On New Year’s Eve I watched The Matrix for the first time. I appreciate I’m late to the party on this one but I thought it jolly clever. And a bit worrying, obviously. The fear of artificially intelligent beings turning on us – be it by taking all our jobs off us, or tearing us limb from limb, or both – is widely held. I think it will happen, but not quite in the way that’s been assumed. It will happen not so much because artificial intelligence becomes more and more intelligent, but rather because it’s making us more stupid with every year that passes.
I base this conclusion on a study I’ve been conducting. There is a cohort of one: me. It concerns an ostensibly indispensable function I recently discovered on my Apple watch. I had owned the thing for three years before I found this feature, which is evidence enough of my mental slowness. It works like this: if I’m unable to recall where I left my phone, I can merely press a button on the watch that makes the phone play a jaunty tune and reveal its location.
As an Olympic-standard mislayer of things, this felt like the most useful appliance of science since daily disposable contact lenses were invented. I considered how many times a day I couldn’t find my phone and, with the ringer invariably off, how many hours I would spend looking for it. All that wasted time I could now reclaim. I found myself actually looking forward to losing it.
Sure enough, before long I was pressing my watch’s phone-find-rescue button and overjoyed to hear it dinging away. Oh, how good it felt to be alive at this time; I would have made a rotten caveman with no button to press to make my hunting club ding to reveal where I’d gone and left it.
At first the dinging would be distant.
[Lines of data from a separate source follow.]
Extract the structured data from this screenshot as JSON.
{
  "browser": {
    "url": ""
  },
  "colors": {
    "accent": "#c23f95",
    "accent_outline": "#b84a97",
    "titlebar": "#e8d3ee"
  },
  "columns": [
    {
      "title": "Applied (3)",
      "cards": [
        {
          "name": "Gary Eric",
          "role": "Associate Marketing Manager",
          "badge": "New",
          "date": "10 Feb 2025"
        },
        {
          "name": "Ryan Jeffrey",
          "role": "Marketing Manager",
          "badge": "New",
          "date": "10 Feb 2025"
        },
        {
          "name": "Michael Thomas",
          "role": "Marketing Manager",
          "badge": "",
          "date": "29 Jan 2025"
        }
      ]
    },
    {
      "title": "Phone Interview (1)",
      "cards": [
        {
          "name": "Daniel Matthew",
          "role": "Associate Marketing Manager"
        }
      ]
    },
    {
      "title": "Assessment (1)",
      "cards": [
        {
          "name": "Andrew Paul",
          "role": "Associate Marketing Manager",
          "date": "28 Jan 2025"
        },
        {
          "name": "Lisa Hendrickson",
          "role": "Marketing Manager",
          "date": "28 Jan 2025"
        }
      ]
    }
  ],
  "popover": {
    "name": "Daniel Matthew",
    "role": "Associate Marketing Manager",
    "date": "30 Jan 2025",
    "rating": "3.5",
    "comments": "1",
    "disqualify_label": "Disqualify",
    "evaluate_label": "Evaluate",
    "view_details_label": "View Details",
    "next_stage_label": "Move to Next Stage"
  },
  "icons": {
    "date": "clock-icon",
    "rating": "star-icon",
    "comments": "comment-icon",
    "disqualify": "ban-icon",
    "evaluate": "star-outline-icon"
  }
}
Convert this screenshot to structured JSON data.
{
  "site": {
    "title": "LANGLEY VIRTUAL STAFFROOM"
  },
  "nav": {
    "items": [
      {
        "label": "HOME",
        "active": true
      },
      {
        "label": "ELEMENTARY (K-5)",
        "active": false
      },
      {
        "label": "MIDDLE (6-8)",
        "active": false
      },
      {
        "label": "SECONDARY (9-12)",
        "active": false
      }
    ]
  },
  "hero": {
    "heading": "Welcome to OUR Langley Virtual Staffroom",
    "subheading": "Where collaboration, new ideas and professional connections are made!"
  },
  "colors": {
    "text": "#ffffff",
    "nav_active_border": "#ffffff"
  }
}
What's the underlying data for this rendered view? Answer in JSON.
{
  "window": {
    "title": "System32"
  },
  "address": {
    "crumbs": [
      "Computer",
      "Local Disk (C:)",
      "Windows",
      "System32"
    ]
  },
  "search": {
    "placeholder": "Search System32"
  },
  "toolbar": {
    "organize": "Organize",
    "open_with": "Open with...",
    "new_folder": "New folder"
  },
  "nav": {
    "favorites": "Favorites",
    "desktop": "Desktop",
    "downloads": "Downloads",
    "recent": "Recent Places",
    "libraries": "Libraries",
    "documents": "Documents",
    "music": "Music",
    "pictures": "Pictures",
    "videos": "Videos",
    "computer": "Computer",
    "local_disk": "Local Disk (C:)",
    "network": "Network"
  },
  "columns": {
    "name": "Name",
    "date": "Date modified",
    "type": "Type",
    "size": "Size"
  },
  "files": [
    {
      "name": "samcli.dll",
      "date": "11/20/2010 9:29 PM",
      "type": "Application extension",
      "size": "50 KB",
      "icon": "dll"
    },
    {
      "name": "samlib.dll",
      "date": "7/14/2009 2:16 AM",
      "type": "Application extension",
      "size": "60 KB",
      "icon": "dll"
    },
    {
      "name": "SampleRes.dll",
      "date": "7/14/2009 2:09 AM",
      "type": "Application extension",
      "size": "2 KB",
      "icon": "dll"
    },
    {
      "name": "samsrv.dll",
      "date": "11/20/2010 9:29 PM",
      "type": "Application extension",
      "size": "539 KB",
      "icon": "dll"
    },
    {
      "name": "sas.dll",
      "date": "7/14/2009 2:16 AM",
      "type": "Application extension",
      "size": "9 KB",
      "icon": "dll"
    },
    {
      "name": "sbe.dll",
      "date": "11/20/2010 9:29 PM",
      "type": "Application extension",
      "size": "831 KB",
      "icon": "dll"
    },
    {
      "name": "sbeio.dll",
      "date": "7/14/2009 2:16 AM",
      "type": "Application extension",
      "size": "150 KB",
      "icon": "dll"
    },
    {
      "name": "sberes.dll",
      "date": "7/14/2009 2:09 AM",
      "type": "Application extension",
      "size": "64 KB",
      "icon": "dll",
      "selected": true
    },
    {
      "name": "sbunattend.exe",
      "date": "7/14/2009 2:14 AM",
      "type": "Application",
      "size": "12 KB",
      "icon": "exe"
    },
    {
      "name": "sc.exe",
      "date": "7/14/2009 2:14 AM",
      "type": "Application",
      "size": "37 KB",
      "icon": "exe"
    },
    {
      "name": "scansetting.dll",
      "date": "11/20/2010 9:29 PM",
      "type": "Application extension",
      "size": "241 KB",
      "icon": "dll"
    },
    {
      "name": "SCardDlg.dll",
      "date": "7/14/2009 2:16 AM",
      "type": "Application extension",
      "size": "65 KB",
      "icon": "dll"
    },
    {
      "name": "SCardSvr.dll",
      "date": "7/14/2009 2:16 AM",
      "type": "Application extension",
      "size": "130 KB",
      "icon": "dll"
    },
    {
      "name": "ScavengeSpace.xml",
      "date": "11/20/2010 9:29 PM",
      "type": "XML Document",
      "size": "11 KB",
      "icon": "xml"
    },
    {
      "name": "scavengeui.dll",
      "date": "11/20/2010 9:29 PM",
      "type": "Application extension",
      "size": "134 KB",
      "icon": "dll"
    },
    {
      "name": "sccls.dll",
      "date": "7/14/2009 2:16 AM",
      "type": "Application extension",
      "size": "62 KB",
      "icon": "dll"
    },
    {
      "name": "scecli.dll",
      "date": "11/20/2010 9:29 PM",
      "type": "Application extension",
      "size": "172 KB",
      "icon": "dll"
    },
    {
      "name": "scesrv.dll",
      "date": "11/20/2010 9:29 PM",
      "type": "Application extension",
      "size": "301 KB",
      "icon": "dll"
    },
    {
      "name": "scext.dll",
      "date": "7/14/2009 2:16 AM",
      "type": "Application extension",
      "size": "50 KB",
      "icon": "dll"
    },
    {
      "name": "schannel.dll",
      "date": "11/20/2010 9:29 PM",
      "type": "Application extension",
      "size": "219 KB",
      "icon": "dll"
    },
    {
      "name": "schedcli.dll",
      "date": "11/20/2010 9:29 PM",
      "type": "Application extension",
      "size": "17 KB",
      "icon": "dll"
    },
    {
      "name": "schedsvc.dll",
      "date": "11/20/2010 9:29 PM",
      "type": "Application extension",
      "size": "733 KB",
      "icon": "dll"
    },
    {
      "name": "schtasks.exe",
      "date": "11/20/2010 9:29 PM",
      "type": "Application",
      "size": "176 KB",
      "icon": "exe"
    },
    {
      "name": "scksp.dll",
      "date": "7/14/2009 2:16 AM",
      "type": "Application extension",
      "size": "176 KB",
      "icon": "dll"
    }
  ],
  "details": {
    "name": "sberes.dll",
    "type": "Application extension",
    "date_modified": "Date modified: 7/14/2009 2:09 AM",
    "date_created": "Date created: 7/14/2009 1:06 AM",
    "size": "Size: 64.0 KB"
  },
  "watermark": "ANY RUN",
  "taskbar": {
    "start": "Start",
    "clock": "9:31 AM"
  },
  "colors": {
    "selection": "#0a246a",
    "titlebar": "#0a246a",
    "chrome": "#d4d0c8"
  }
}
Oh, silly me, left it in the bedroom, I’d say. Or: there you are, in my coat in the wardrobe. But over time the dings have come closer and closer. Frequently, they are so close they make me – and the dog –jump. The phone is often right under my nose. It seems to me that this technology has eroded my already poor faculty for phone-finding. It has gone the same way as my once great ability to navigate without satnav and even turn a bathroom light on at night (mine comes on automatically; don’t judge me). Also, when I walk away from my partner’s car with the key in my pocket it automatically locks itself. Already – and I don’t even drive it that often – the must-lock-the-car facility on my mental hard drive has been all but erased. When I walk away after driving any other car now, not least my own, I invariably leave it unlocked. None of this is going to end well.
If, God forbid, I press the find-phone button and it turns out the Bluetooth is off, I feel something close to panic: the chances of finding the non-dinging phone feel close to zero. Despair reigns. And the cruel irony is that, in the end, the phone-finding miracle on my wrist isn’t even saving any time. The awareness that I can find the phone at the press of button appears to have made me even worse at hanging on to it. In all, I’m pretty sure I now spend more time seeking out my dinging phone than in the days before I couldn’t ding it at all. Last night, a new low was reached: having mislaid a glass of wine, I found myself reaching for my watch to press the “Where’s my wine?” button which, at the time of writing, hasn’t been invented.
Long before the machines get too clever for us, we’ll all be too stupid for words. The Matrix 2050 is going to be a right dreary watch: rows of bored-out-of-their minds robots watching us zombies lumber around looking for stuff we can’t find. We must call a halt to the development of these dangerously useful apps before it’s too late. But before we do that, perhaps they might squeeze in three final ones for me: LocateMySpecs, WhereIsMyWallet and FindMyMarbles.